Jun 25, 2012, 12:47 PM EDT
The summer of the transfer.
That’s what the seven months between Kentucky cutting down the nets in New Orleans and the 2012-2013 season kicking off in November has turned into.
It began when Bo Ryan tried to block former player Jarrod Uthoff from transferring to 26 different schools back in April and has continued to snowball as nearly 450 Division I college basketball players have transferred.
The transfer epidemic has raised a number of questions — Should schools be allowed to block where a kid wants to transfer? Is forcing them to sit out a year fair? Should the eligibility waivers that allow immediate play be given out? — but before we get into how to solve a problem, we need to know just how big the problem is.
And according USA Today, this year’s transfer rate was 10.9%. Perhaps more telling, however, is the fact that 40% of freshmen basketball players never make it to the end of their sophomore season. Just 2% leave to play pro ball, meaning that about 27% of incoming freshmen end up leaving school for something other than a professional contract of another scholarship.
Frankly, that’s a bigger issue in my eyes. The kids that end up leaving school without another place to either a) play while getting paid or b) play while getting their education paid for are the ones we should be concerned about.
“The number that causes me alarm isn’t that 10.7 or 10.9 (%) or whatever the number is in men’s basketball,” NCAA president Mark Emmert said. “It’s that 40% of men’s basketball student-athletes aren’t at their original school by the end of their sophomore year because they’ve transferred, they’ve dropped out, they’ve moved on. So we’ve got a significant lack of persistence (in the sport). And we know that kind of movement, one way or another, is really detrimental to kids getting an education.”

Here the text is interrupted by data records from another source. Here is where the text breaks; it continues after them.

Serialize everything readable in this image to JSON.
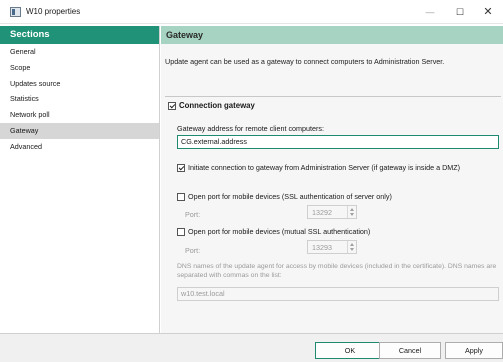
{
  "window": {
    "title": "W10 properties",
    "icon": "properties-window-icon",
    "minimize": "—",
    "maximize": "☐",
    "close": "✕"
  },
  "sidebar": {
    "header": "Sections",
    "items": [
      {
        "label": "General",
        "active": false
      },
      {
        "label": "Scope",
        "active": false
      },
      {
        "label": "Updates source",
        "active": false
      },
      {
        "label": "Statistics",
        "active": false
      },
      {
        "label": "Network poll",
        "active": false
      },
      {
        "label": "Gateway",
        "active": true
      },
      {
        "label": "Advanced",
        "active": false
      }
    ]
  },
  "main": {
    "header": "Gateway",
    "description": "Update agent can be used as a gateway to connect computers to Administration Server.",
    "connection_gateway": {
      "label": "Connection gateway",
      "checked": true
    },
    "gateway_address": {
      "label": "Gateway address for remote client computers:",
      "value": "CG.external.address"
    },
    "initiate_connection": {
      "label": "Initiate connection to gateway from Administration Server (if gateway is inside a DMZ)",
      "checked": true
    },
    "port_ssl_server": {
      "label": "Open port for mobile devices (SSL authentication of server only)",
      "checked": false,
      "port_label": "Port:",
      "port_value": "13292"
    },
    "port_mutual_ssl": {
      "label": "Open port for mobile devices (mutual SSL authentication)",
      "checked": false,
      "port_label": "Port:",
      "port_value": "13293"
    },
    "dns_note": "DNS names of the update agent for access by mobile devices (included in the certificate). DNS names are separated with commas on the list:",
    "dns_value": "w10.test.local"
  },
  "footer": {
    "ok": "OK",
    "cancel": "Cancel",
    "apply": "Apply"
  },
  "colors": {
    "sidebar_header": "#1f9277",
    "main_header": "#a6d3c2",
    "accent": "#1f8a70"
  }
}
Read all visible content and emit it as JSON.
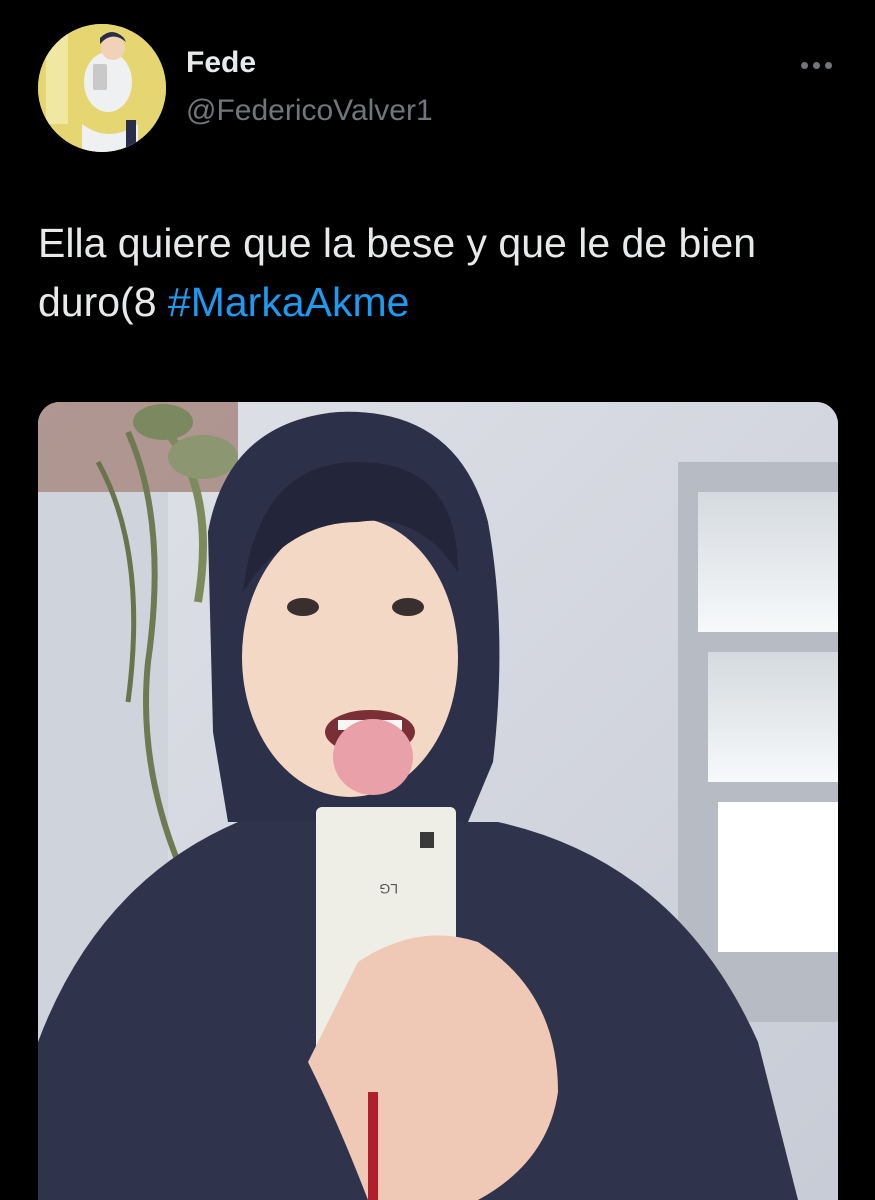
{
  "tweet": {
    "author": {
      "name": "Fede",
      "handle": "@FedericoValver1"
    },
    "text_plain": "Ella quiere que la bese y que le de bien duro(8 ",
    "hashtag": "#MarkaAkme",
    "more_icon": "more-horizontal-icon"
  },
  "colors": {
    "background": "#000000",
    "primary_text": "#e7e9ea",
    "secondary_text": "#71767b",
    "link": "#1d9bf0"
  }
}
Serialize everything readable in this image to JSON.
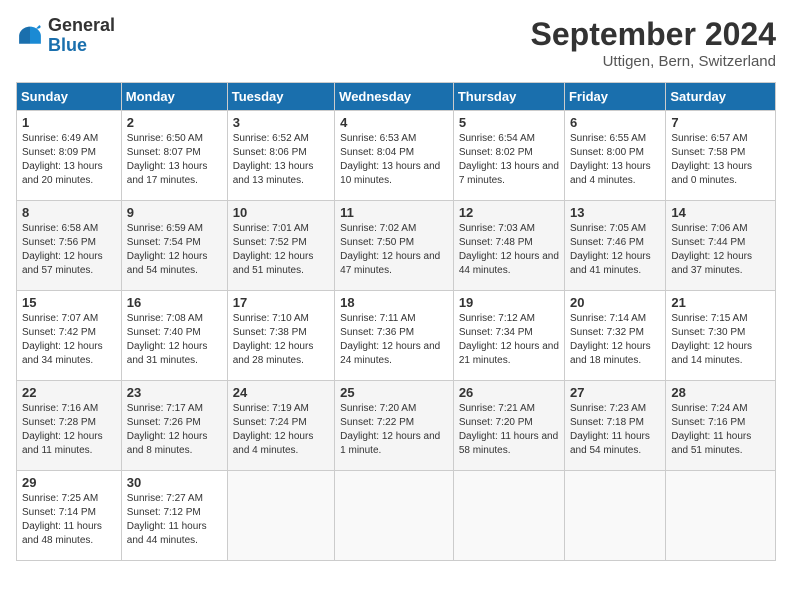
{
  "header": {
    "logo": {
      "general": "General",
      "blue": "Blue"
    },
    "title": "September 2024",
    "subtitle": "Uttigen, Bern, Switzerland"
  },
  "calendar": {
    "days_of_week": [
      "Sunday",
      "Monday",
      "Tuesday",
      "Wednesday",
      "Thursday",
      "Friday",
      "Saturday"
    ],
    "weeks": [
      [
        null,
        null,
        null,
        null,
        null,
        null,
        {
          "day": "1",
          "sunrise": "Sunrise: 6:49 AM",
          "sunset": "Sunset: 8:09 PM",
          "daylight": "Daylight: 13 hours and 20 minutes."
        }
      ],
      [
        {
          "day": "2",
          "sunrise": "Sunrise: 6:50 AM",
          "sunset": "Sunset: 8:07 PM",
          "daylight": "Daylight: 13 hours and 17 minutes."
        },
        {
          "day": "3",
          "sunrise": "Sunrise: 6:52 AM",
          "sunset": "Sunset: 8:06 PM",
          "daylight": "Daylight: 13 hours and 13 minutes."
        },
        {
          "day": "4",
          "sunrise": "Sunrise: 6:53 AM",
          "sunset": "Sunset: 8:04 PM",
          "daylight": "Daylight: 13 hours and 10 minutes."
        },
        {
          "day": "5",
          "sunrise": "Sunrise: 6:54 AM",
          "sunset": "Sunset: 8:02 PM",
          "daylight": "Daylight: 13 hours and 7 minutes."
        },
        {
          "day": "6",
          "sunrise": "Sunrise: 6:55 AM",
          "sunset": "Sunset: 8:00 PM",
          "daylight": "Daylight: 13 hours and 4 minutes."
        },
        {
          "day": "7",
          "sunrise": "Sunrise: 6:57 AM",
          "sunset": "Sunset: 7:58 PM",
          "daylight": "Daylight: 13 hours and 0 minutes."
        }
      ],
      [
        {
          "day": "8",
          "sunrise": "Sunrise: 6:58 AM",
          "sunset": "Sunset: 7:56 PM",
          "daylight": "Daylight: 12 hours and 57 minutes."
        },
        {
          "day": "9",
          "sunrise": "Sunrise: 6:59 AM",
          "sunset": "Sunset: 7:54 PM",
          "daylight": "Daylight: 12 hours and 54 minutes."
        },
        {
          "day": "10",
          "sunrise": "Sunrise: 7:01 AM",
          "sunset": "Sunset: 7:52 PM",
          "daylight": "Daylight: 12 hours and 51 minutes."
        },
        {
          "day": "11",
          "sunrise": "Sunrise: 7:02 AM",
          "sunset": "Sunset: 7:50 PM",
          "daylight": "Daylight: 12 hours and 47 minutes."
        },
        {
          "day": "12",
          "sunrise": "Sunrise: 7:03 AM",
          "sunset": "Sunset: 7:48 PM",
          "daylight": "Daylight: 12 hours and 44 minutes."
        },
        {
          "day": "13",
          "sunrise": "Sunrise: 7:05 AM",
          "sunset": "Sunset: 7:46 PM",
          "daylight": "Daylight: 12 hours and 41 minutes."
        },
        {
          "day": "14",
          "sunrise": "Sunrise: 7:06 AM",
          "sunset": "Sunset: 7:44 PM",
          "daylight": "Daylight: 12 hours and 37 minutes."
        }
      ],
      [
        {
          "day": "15",
          "sunrise": "Sunrise: 7:07 AM",
          "sunset": "Sunset: 7:42 PM",
          "daylight": "Daylight: 12 hours and 34 minutes."
        },
        {
          "day": "16",
          "sunrise": "Sunrise: 7:08 AM",
          "sunset": "Sunset: 7:40 PM",
          "daylight": "Daylight: 12 hours and 31 minutes."
        },
        {
          "day": "17",
          "sunrise": "Sunrise: 7:10 AM",
          "sunset": "Sunset: 7:38 PM",
          "daylight": "Daylight: 12 hours and 28 minutes."
        },
        {
          "day": "18",
          "sunrise": "Sunrise: 7:11 AM",
          "sunset": "Sunset: 7:36 PM",
          "daylight": "Daylight: 12 hours and 24 minutes."
        },
        {
          "day": "19",
          "sunrise": "Sunrise: 7:12 AM",
          "sunset": "Sunset: 7:34 PM",
          "daylight": "Daylight: 12 hours and 21 minutes."
        },
        {
          "day": "20",
          "sunrise": "Sunrise: 7:14 AM",
          "sunset": "Sunset: 7:32 PM",
          "daylight": "Daylight: 12 hours and 18 minutes."
        },
        {
          "day": "21",
          "sunrise": "Sunrise: 7:15 AM",
          "sunset": "Sunset: 7:30 PM",
          "daylight": "Daylight: 12 hours and 14 minutes."
        }
      ],
      [
        {
          "day": "22",
          "sunrise": "Sunrise: 7:16 AM",
          "sunset": "Sunset: 7:28 PM",
          "daylight": "Daylight: 12 hours and 11 minutes."
        },
        {
          "day": "23",
          "sunrise": "Sunrise: 7:17 AM",
          "sunset": "Sunset: 7:26 PM",
          "daylight": "Daylight: 12 hours and 8 minutes."
        },
        {
          "day": "24",
          "sunrise": "Sunrise: 7:19 AM",
          "sunset": "Sunset: 7:24 PM",
          "daylight": "Daylight: 12 hours and 4 minutes."
        },
        {
          "day": "25",
          "sunrise": "Sunrise: 7:20 AM",
          "sunset": "Sunset: 7:22 PM",
          "daylight": "Daylight: 12 hours and 1 minute."
        },
        {
          "day": "26",
          "sunrise": "Sunrise: 7:21 AM",
          "sunset": "Sunset: 7:20 PM",
          "daylight": "Daylight: 11 hours and 58 minutes."
        },
        {
          "day": "27",
          "sunrise": "Sunrise: 7:23 AM",
          "sunset": "Sunset: 7:18 PM",
          "daylight": "Daylight: 11 hours and 54 minutes."
        },
        {
          "day": "28",
          "sunrise": "Sunrise: 7:24 AM",
          "sunset": "Sunset: 7:16 PM",
          "daylight": "Daylight: 11 hours and 51 minutes."
        }
      ],
      [
        {
          "day": "29",
          "sunrise": "Sunrise: 7:25 AM",
          "sunset": "Sunset: 7:14 PM",
          "daylight": "Daylight: 11 hours and 48 minutes."
        },
        {
          "day": "30",
          "sunrise": "Sunrise: 7:27 AM",
          "sunset": "Sunset: 7:12 PM",
          "daylight": "Daylight: 11 hours and 44 minutes."
        },
        null,
        null,
        null,
        null,
        null
      ]
    ]
  }
}
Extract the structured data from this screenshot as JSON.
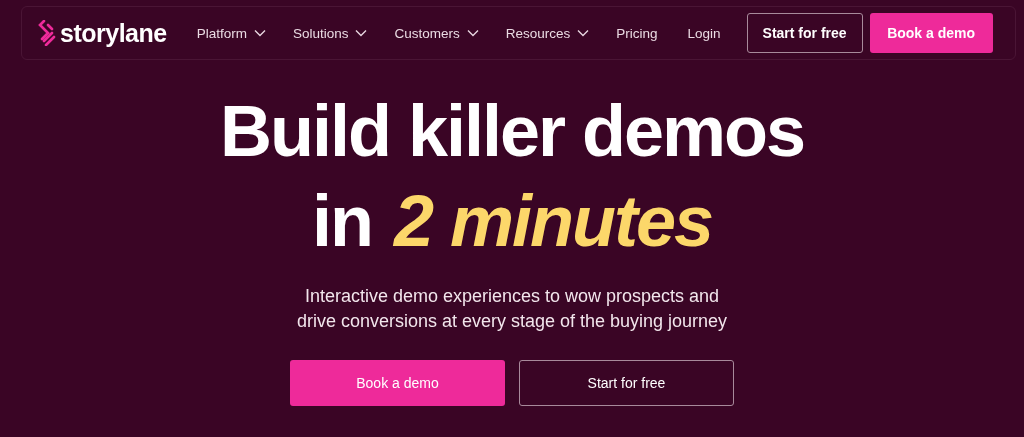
{
  "brand": {
    "name": "storylane"
  },
  "nav": [
    {
      "label": "Platform",
      "kind": "dropdown"
    },
    {
      "label": "Solutions",
      "kind": "dropdown"
    },
    {
      "label": "Customers",
      "kind": "dropdown"
    },
    {
      "label": "Resources",
      "kind": "dropdown"
    },
    {
      "label": "Pricing",
      "kind": "link"
    },
    {
      "label": "Login",
      "kind": "link"
    }
  ],
  "nav_buttons": [
    {
      "label": "Start for free",
      "kind": "outline"
    },
    {
      "label": "Book a demo",
      "kind": "primary"
    }
  ],
  "hero": {
    "title_line_1": "Build killer demos",
    "title_line_2_prefix": "in",
    "title_line_2_highlight": "2 minutes",
    "subtitle": "Interactive demo experiences to wow prospects and drive conversions at every stage of the buying journey",
    "buttons": [
      {
        "label": "Book a demo",
        "kind": "primary"
      },
      {
        "label": "Start for free",
        "kind": "outline"
      }
    ]
  }
}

Transfers are going to happen. With more teams entering Division I, expectations for every player talented to earn a scholarship growing, and the patience to wait for a chance to get into the rotation diminishing, they aren’t going to be slowing down anytime soon.
But at least those kids are staying in school. At least they are continuing towards their degree.
And at the end of the day, isn’t the stated goal of the NCAA to get kids educate through excellence in sports?